Memory Leak?

Question

Memory Leak?

us292231 opened this issue 5 years ago · 4 comments

Thank you for the pointer to this repo and for the code. Working much better than the other library :)

Question: I am looking at the uart_event_task method. Inside the for(;;) loop I don't see any way to exit the loop and am wondering if the free(dtmp), etc are ever executed or if there is a memory leak here.
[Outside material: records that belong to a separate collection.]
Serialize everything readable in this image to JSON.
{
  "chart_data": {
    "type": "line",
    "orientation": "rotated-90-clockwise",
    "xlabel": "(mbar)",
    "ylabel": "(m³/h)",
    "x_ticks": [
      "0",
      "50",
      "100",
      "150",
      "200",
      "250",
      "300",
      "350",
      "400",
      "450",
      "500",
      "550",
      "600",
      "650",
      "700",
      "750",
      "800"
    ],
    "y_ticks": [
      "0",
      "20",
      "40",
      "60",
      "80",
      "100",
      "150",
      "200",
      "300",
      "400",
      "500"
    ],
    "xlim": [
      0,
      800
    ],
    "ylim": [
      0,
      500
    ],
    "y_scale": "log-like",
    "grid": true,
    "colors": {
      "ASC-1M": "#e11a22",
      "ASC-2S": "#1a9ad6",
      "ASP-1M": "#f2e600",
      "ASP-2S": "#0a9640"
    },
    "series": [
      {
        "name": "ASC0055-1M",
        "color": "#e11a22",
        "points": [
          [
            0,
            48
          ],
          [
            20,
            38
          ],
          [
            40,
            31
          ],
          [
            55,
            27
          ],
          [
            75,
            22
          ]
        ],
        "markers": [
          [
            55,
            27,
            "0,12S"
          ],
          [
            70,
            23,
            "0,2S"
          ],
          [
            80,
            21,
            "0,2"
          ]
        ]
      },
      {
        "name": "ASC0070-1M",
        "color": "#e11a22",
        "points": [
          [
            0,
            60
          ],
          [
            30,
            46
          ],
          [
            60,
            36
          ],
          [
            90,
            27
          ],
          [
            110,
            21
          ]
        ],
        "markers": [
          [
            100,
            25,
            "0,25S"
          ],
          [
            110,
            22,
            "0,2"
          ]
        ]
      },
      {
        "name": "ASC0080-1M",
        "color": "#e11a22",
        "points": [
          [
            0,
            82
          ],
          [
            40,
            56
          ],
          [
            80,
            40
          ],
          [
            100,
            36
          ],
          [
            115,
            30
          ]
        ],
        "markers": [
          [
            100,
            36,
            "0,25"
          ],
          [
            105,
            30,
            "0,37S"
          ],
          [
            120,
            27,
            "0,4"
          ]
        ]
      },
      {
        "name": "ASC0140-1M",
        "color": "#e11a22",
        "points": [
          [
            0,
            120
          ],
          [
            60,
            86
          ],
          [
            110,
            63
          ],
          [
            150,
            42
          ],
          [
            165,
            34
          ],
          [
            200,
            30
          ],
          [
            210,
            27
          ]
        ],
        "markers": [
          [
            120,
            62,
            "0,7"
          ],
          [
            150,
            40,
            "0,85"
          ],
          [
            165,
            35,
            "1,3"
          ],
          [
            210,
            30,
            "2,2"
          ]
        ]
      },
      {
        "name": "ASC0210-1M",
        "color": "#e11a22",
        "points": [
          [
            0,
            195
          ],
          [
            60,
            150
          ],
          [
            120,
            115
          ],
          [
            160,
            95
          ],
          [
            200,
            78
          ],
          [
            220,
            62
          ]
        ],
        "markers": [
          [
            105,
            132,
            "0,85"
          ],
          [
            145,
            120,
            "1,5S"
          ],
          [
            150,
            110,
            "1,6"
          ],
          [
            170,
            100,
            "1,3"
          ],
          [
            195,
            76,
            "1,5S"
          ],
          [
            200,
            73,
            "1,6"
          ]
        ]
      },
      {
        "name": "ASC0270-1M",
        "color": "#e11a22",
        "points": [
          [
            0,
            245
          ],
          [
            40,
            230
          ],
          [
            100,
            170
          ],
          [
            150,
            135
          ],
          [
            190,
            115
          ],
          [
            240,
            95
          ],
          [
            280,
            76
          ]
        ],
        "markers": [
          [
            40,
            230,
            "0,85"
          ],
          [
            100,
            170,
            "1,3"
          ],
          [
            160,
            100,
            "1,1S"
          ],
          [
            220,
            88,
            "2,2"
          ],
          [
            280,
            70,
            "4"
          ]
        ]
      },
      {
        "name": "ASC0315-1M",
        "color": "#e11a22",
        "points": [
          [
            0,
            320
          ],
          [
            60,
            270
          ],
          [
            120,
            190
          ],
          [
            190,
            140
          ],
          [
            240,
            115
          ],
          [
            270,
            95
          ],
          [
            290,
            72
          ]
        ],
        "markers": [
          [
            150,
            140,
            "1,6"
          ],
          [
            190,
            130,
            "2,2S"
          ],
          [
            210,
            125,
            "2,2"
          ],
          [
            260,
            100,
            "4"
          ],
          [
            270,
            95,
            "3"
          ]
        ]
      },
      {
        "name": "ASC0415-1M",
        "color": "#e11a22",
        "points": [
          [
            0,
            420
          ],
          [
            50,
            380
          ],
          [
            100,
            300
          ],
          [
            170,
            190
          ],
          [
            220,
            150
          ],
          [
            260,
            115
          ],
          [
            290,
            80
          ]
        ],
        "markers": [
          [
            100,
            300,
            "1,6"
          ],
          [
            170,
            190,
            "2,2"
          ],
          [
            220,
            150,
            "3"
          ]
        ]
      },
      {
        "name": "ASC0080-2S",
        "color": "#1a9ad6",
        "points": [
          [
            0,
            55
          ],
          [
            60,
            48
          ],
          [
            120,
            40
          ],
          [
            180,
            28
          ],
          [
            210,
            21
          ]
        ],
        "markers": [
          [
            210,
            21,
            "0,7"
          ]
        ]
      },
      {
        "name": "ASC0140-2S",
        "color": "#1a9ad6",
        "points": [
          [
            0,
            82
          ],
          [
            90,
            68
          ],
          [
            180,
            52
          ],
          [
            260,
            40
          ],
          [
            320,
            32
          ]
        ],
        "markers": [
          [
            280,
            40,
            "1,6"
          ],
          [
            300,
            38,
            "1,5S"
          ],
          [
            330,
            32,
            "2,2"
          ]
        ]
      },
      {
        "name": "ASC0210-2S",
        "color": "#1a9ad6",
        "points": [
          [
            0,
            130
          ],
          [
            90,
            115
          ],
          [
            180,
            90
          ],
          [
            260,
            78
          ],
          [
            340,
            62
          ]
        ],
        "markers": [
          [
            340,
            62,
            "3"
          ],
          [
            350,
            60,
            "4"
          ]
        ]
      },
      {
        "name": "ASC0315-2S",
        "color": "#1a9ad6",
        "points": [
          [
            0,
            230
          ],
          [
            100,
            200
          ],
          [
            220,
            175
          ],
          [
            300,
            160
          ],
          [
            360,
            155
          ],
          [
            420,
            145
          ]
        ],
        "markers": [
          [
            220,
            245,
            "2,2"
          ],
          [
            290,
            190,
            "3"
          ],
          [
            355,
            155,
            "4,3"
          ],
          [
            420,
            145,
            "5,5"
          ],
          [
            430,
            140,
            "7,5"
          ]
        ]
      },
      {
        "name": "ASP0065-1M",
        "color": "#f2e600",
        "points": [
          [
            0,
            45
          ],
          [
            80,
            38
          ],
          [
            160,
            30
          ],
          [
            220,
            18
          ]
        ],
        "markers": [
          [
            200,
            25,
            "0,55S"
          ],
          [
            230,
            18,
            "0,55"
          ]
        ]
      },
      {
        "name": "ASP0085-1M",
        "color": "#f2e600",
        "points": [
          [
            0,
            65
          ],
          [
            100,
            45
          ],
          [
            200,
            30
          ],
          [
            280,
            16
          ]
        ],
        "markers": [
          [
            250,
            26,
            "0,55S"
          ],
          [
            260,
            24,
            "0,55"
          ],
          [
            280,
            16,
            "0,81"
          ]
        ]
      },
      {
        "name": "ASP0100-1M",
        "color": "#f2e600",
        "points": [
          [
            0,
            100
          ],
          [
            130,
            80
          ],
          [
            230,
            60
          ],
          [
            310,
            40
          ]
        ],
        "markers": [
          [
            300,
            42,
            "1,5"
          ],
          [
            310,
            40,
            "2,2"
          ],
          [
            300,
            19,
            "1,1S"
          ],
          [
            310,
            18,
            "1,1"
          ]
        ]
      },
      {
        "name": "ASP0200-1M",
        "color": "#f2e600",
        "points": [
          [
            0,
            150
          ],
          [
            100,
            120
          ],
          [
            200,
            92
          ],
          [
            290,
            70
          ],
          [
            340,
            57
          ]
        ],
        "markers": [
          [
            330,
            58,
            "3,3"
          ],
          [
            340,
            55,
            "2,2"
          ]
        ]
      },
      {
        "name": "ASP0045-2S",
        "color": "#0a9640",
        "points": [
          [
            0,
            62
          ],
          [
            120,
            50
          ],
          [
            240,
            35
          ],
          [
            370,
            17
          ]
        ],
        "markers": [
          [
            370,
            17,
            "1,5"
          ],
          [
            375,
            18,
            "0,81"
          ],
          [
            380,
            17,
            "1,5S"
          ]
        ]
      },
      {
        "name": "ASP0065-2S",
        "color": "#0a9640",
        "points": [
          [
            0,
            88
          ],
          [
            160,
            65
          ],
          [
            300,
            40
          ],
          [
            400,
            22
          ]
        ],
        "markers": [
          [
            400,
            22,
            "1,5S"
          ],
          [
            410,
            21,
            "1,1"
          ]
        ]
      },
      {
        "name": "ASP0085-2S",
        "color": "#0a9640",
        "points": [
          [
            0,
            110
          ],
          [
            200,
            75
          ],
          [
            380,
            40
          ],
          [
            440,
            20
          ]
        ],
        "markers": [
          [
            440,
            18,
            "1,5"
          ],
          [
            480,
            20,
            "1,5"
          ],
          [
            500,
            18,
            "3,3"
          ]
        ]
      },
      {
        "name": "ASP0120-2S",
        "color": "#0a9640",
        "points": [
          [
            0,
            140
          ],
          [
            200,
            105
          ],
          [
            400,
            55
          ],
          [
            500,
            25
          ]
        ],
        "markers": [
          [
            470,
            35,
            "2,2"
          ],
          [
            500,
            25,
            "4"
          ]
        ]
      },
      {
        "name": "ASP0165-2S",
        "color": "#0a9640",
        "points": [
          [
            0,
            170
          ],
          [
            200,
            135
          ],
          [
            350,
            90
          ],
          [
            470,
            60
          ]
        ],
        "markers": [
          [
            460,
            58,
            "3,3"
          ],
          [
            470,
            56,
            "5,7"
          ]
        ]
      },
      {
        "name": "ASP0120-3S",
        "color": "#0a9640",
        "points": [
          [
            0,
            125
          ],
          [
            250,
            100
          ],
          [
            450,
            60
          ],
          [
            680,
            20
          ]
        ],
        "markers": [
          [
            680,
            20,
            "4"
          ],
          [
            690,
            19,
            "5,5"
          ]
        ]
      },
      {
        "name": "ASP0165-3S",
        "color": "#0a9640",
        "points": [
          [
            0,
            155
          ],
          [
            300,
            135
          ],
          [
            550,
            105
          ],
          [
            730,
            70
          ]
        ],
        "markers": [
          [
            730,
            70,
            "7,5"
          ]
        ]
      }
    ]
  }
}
Please correct me if I am wrong, but the breaks only drop out of the case statements.

Jim

void DMX::uart_event_task(void *pvParameters) {
    uart_event_t event;
    uint8_t* dtmp = (uint8_t*) malloc(BUF_SIZE);
    for(;;) {
        // wait for data in the dmx_queue
        if(xQueueReceive(dmx_rx_queue, (void * )&event, (portTickType)portMAX_DELAY)) {
            bzero(dtmp, BUF_SIZE);
            switch(event.type) {
                case UART_DATA:
                    // read the received data
                    uart_read_bytes(DMX_UART_NUM, dtmp, event.size, portMAX_DELAY);
                    // check if break detected
                    if(dmx_state == DMX_BREAK) {
                        // if not 0, then RDM or custom protocol
                        if(dtmp[0] == 0) {
                            dmx_state = DMX_DATA;
                            // reset dmx adress to 0
                            current_rx_addr = 0;
                            xSemaphoreTake(sync_dmx, portMAX_DELAY);
                            // store received timestamp
                            last_dmx_packet = millis();
                            xSemaphoreGive(sync_dmx);
                        }
                    }

                    // check if in data receive mode
                    if(dmx_state == DMX_DATA) {
                        xSemaphoreTake(sync_dmx, portMAX_DELAY);
                        // copy received bytes to dmx data array
                        for(int i = 0; i < event.size; i++) {
                            dmx_data[current_rx_addr++] = dtmp[i];
                        }
                        xSemaphoreGive(sync_dmx);
                    }
                    break;

                case UART_BREAK:
                    // break detected, clear queue und flush received bytes
                    // results in missing the last few bytes... needs fix
                    uart_flush_input(DMX_UART_NUM);
                    xQueueReset(dmx_rx_queue);
                    dmx_state = DMX_BREAK;
                    break;
                    
                case UART_FRAME_ERR:
                case UART_PARITY_ERR:
                case UART_BUFFER_FULL:
                case UART_FIFO_OVF:
                default:
                    // error recevied, going to idle mode
                    uart_flush_input(DMX_UART_NUM);
                    xQueueReset(dmx_rx_queue);
                    dmx_state = DMX_IDLE;
                    break;
            }
        }
    }
    free(dtmp);
    dtmp = NULL;
    vTaskDelete(NULL);
}

Answer 1 · 2019-12-12T14:26:34.000Z

Hey @us292231
It is correct that the loop is never actually left. I have to admit that I copied this part blindly from an IDF example.
So yes, the part after the loop can actually be omitted in my opinion.
Thanks a lot for the hint.

Answer 2 · 2019-12-12T14:36:30.000Z

Ok, one more thought. I don't think there is garbage collection, so is there still a memory leak or does the malloc on the stack? It's been a long time since I have done straight c...

Answer 3 · 2019-12-12T14:41:16.000Z

Because malloc is outside of the loop, the memory will be allocated just once. So in my eyes there is no need for garbage collection or a possible memory leak.

Answer 4 · 2019-12-12T14:57:52.000Z

Got it -- thanks for the clarification. I didn't understand the example code and thought that the task got called every time there was a set of frames to be received. The task just runs forever, so all is good.

Thanks again -- cool stuff.
Jim